Making Your Property Ready for Sale
If you want to achieve the best price possible for your home – and who wouldn’t want to? – then you ought to invest in its appearance before you even think about marketing it. Perhaps your home could do with a lick of paint, or maybe the garden is in need of some tender loving care? Spending a few pounds on making your home more attractive to would-be buyers may help you to get a better price than you had expected but it all needs up-front expenditure. Unless you live in a property that is already like a show home, you should budget around £500 to update your home with those little jobs that you’ve been putting off until now.
Energy Performance Certification
Also known as an EPC, an energy performance certificate is a must these days. All homes must be rated for potential buyers nowadays. Houses, flats and bungalows are all inspected and given a score, A through to G. This allows buyers to gain a quick measure of, for example, how well insulated your home happens to be. Other things that are taken into account include the age of your central heating system and the quality of your doors and windows. Expect to pay around £100 for an EPC inspection.
Finding buyers for your home does not come for free. It is true that you can market your home yourself but this often means spending more than you would end up doing by passing the job to an estate agent. It’s what they do, after all, and can offer economies of scale for things like newspaper adverts that individuals simply cannot achieve. You won’t need to pay up-front, however. Estate agents tend to charge their fees once an offer has been accepted by you for a proportion of the sales price. Remember that these fees are usually subject to VAT.
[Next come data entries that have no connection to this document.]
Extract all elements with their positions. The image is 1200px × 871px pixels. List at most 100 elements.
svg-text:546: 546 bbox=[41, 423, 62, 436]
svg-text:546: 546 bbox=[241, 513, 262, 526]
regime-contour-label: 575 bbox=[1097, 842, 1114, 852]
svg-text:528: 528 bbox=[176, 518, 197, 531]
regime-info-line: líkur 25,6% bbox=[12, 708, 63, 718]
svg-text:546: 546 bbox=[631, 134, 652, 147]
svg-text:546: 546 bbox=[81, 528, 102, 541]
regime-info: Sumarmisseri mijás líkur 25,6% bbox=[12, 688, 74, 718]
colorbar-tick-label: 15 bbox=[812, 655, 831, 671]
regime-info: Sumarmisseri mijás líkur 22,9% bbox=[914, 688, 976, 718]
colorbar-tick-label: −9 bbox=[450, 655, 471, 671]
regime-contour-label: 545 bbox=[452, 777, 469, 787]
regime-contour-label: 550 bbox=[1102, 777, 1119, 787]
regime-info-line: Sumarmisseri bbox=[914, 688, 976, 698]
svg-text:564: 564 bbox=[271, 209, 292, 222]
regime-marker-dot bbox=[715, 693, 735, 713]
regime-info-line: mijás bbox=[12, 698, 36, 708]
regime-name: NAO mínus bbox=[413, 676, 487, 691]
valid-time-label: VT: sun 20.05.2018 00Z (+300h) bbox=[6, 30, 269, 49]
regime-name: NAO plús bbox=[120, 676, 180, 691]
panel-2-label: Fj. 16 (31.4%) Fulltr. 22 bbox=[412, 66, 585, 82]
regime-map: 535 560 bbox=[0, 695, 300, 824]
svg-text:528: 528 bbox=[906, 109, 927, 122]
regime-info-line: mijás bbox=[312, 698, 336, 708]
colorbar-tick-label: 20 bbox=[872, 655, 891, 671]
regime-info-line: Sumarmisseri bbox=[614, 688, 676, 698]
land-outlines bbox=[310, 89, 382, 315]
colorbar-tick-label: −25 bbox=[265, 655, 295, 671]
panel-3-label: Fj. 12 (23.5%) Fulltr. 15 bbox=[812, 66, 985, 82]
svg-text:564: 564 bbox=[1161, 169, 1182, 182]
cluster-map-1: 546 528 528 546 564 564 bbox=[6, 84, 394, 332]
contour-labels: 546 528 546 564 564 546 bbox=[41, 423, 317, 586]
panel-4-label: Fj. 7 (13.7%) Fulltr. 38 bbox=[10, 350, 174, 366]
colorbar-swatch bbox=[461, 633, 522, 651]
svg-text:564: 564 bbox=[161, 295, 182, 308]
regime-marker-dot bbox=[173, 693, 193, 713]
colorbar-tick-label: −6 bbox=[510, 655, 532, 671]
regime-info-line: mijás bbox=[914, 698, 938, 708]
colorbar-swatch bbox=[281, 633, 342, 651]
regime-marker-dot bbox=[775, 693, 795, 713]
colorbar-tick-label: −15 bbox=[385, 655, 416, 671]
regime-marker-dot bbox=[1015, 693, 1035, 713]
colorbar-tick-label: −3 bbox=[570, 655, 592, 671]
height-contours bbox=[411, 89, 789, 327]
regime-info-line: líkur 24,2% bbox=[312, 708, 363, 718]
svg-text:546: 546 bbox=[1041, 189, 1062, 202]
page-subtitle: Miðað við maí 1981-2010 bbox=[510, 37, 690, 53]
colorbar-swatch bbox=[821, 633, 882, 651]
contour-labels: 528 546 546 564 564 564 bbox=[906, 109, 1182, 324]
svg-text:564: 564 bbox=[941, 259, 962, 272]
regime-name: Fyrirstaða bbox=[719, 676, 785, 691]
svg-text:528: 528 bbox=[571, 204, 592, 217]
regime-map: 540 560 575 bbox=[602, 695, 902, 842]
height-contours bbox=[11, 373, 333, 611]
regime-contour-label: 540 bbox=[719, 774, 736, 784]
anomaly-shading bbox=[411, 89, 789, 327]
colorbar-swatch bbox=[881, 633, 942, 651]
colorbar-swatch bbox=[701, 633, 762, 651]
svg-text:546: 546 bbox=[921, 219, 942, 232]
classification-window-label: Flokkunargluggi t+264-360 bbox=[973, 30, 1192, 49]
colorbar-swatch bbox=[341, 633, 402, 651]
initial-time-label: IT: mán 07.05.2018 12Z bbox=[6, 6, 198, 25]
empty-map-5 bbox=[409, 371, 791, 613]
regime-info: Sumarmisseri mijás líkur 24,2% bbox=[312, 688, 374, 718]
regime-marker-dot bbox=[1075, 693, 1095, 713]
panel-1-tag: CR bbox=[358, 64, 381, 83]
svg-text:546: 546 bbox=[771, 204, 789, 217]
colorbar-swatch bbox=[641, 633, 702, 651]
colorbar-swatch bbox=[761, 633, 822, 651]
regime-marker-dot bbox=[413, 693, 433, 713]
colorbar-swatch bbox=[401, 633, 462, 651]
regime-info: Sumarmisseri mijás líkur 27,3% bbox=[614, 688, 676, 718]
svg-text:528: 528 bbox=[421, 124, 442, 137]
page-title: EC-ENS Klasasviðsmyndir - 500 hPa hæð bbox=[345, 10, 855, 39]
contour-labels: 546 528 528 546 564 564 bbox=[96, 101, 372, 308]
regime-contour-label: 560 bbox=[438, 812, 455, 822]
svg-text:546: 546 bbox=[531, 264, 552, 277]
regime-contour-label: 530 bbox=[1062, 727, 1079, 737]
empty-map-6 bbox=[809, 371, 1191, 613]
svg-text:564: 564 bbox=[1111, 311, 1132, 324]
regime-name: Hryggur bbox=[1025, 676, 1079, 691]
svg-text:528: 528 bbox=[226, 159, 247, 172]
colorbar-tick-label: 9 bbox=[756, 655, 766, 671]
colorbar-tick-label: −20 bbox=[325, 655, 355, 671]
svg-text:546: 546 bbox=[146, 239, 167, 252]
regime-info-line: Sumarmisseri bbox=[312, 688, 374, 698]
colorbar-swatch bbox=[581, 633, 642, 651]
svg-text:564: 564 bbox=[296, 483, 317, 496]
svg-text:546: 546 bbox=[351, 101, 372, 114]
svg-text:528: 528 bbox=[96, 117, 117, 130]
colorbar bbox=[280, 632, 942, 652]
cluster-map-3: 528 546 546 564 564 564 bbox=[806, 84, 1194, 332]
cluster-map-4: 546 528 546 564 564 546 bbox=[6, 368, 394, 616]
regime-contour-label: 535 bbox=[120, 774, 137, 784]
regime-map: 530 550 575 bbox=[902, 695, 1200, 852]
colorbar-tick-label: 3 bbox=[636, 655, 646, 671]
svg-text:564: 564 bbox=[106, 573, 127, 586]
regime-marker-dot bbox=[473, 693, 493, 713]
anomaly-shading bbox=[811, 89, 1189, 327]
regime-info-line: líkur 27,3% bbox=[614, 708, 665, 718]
You should never sell such an important asset as your home without proper legal advice. You will need to appoint a solicitor who will carry out the necessary legal matters, known as conveyancing. Among other things, this makes sure that your buyer has the necessary funding to complete on the deal. Your solicitor will usually charge upwards of £600 for conveyancing fees. If there are complications with the sale or you live in a large property, then expect to pay up to double this figure.
Removals firms are worth their weight in gold when you need to load all of your belongings on your given moving day. This is especially the case when you are relocating to another town or city in the country because it takes the hassle out of moving and allows you to concentrate on other important jobs. Trained operatives who are used to lifting bulky items are especially useful. Expect to pay between £500 and £1,100 depending on the number of bedrooms you have.
The Costs of Your New Home
Finally, you ought to factor in the costs of purchasing a new property unless you are moving in with someone else. This would include further legal fees, invoices for surveys and maybe shelling out for setting up a new mortgage. If you are moving into rented accommodation, then you may need to pay for a landlord’s reference and to pay the first month’s rent in advance plus a deposit.